Pourquoi le fer aimanté se souvient et l’eau agitée oublie — FT-8
Aimante un morceau de fer doux : il garde une trace de son magnétisme longtemps après qu’on a retiré l’aimant. Remue un verre d’eau : quelques secondes après l’avoir agitée, elle est parfaitement immobile, sans aucune trace du mouvement passé. Le fer se souvient, l’eau oublie presque instantanément. Pourquoi ?
La formule
τm(κ) → ∞ si κ élevé (FT-8)
La mémoire du champ (m) dépend directement de sa cohérence locale (κ, voir FT-2). Le temps caractéristique de mémoire, noté τm, n’est pas une constante fixe : il varie selon la cohérence du milieu. Si κ est élevé, τm tend vers l’infini : la mémoire devient quasi permanente. Si κ est faible, τm reste fini : l’information se dissout rapidement, faute d’un support assez structuré pour la retenir.

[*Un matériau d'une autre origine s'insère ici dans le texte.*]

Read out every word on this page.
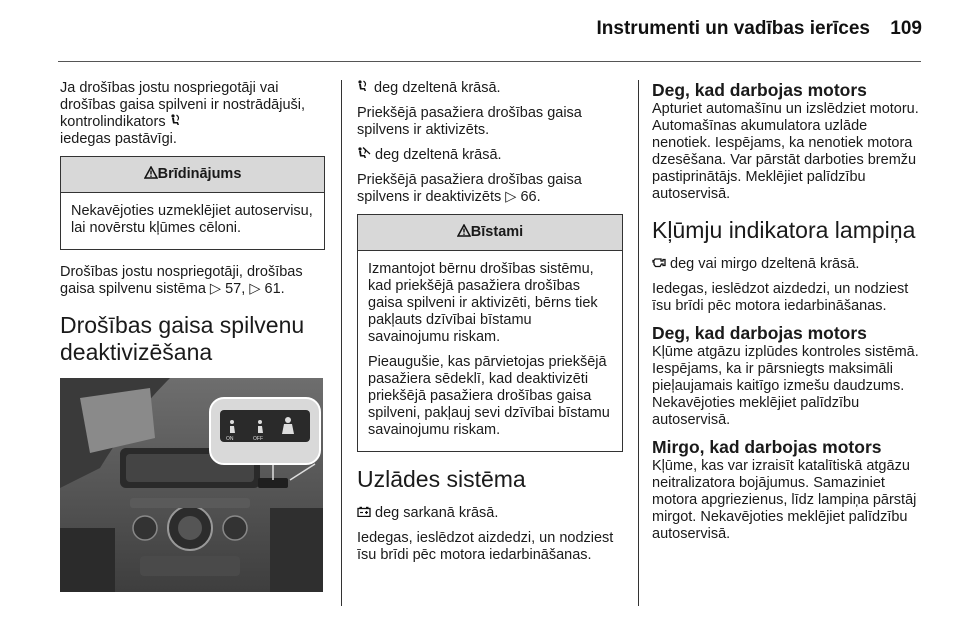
Instrumenti un vadības ierīces	109

Ja drošības jostu nospriegotāji vai drošības gaisa spilveni ir nostrādājuši, kontrolindikators
iedegas pastāvīgi.

Brīdinājums

Nekavējoties uzmeklējiet autoservisu, lai novērstu kļūmes cēloni.

Drošības jostu nospriegotāji, drošības gaisa spilvenu sistēma ▷ 57, ▷ 61.

Drošības gaisa spilvenu deaktivizēšana
ON	OFF

deg dzeltenā krāsā.

Priekšējā pasažiera drošības gaisa spilvens ir aktivizēts.

deg dzeltenā krāsā.

Priekšējā pasažiera drošības gaisa spilvens ir deaktivizēts ▷ 66.

Bīstami

Izmantojot bērnu drošības sistēmu, kad priekšējā pasažiera drošības gaisa spilveni ir aktivizēti, bērns tiek pakļauts dzīvībai bīstamu savainojumu riskam.

Pieaugušie, kas pārvietojas priekšējā pasažiera sēdeklī, kad deaktivizēti priekšējā pasažiera drošības gaisa spilveni, pakļauj sevi dzīvībai bīstamu savainojumu riskam.

Uzlādes sistēma

deg sarkanā krāsā.

Iedegas, ieslēdzot aizdedzi, un nodziest īsu brīdi pēc motora iedarbināšanas.

Deg, kad darbojas motors

Apturiet automašīnu un izslēdziet motoru. Automašīnas akumulatora uzlāde nenotiek. Iespējams, ka nenotiek motora dzesēšana. Var pārstāt darboties bremžu pastiprinātājs. Meklējiet palīdzību autoservisā.

Kļūmju indikatora lampiņa

deg vai mirgo dzeltenā krāsā.

Iedegas, ieslēdzot aizdedzi, un nodziest īsu brīdi pēc motora iedarbināšanas.

Deg, kad darbojas motors

Kļūme atgāzu izplūdes kontroles sistēmā. Iespējams, ka ir pārsniegts maksimāli pieļaujamais kaitīgo izmešu daudzums. Nekavējoties meklējiet palīdzību autoservisā.

Mirgo, kad darbojas motors

Kļūme, kas var izraisīt katalītiskā atgāzu neitralizatora bojājumus. Samaziniet motora apgriezienus, līdz lampiņa pārstāj mirgot. Nekavējoties meklējiet palīdzību autoservisā.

L’exemple concret : fer contre eau
Le fer doux a une structure cristalline cohérente (κ élevé) : quand un champ magnétique externe aligne ses domaines microscopiques, cet alignement reste stable longtemps après la disparition de la cause — c’est exactement le principe de l’hystérésis magnétique, bien documenté en physique classique, que Pch relit comme une conséquence directe de κ élevé.
L’eau, en revanche, a un κ très faible (voir l’article sur FT-2) : ses molécules se réorganisent en permanence, sans structure durable. Le motif d’agitation créé par une cuillère se dissout donc quasi instantanément, faute d’un ancrage assez cohérent pour le retenir.
Pourquoi ça compte
Cette formule dépasse le simple magnétisme : elle offre une grille de lecture unifiée pour tous les phénomènes d’hystérésis, de seuils et de mémoire dans la nature — des matériaux qui « gardent la forme » après déformation, jusqu’aux traces durables que certaines informations laissent dans des milieux très cohérents. Le corpus l’associe aussi à des observations plus exploratoires sur la persistance de l’information dans le champ diffus, classées en statut A_DISC ou A_EXP selon leur degré de validation.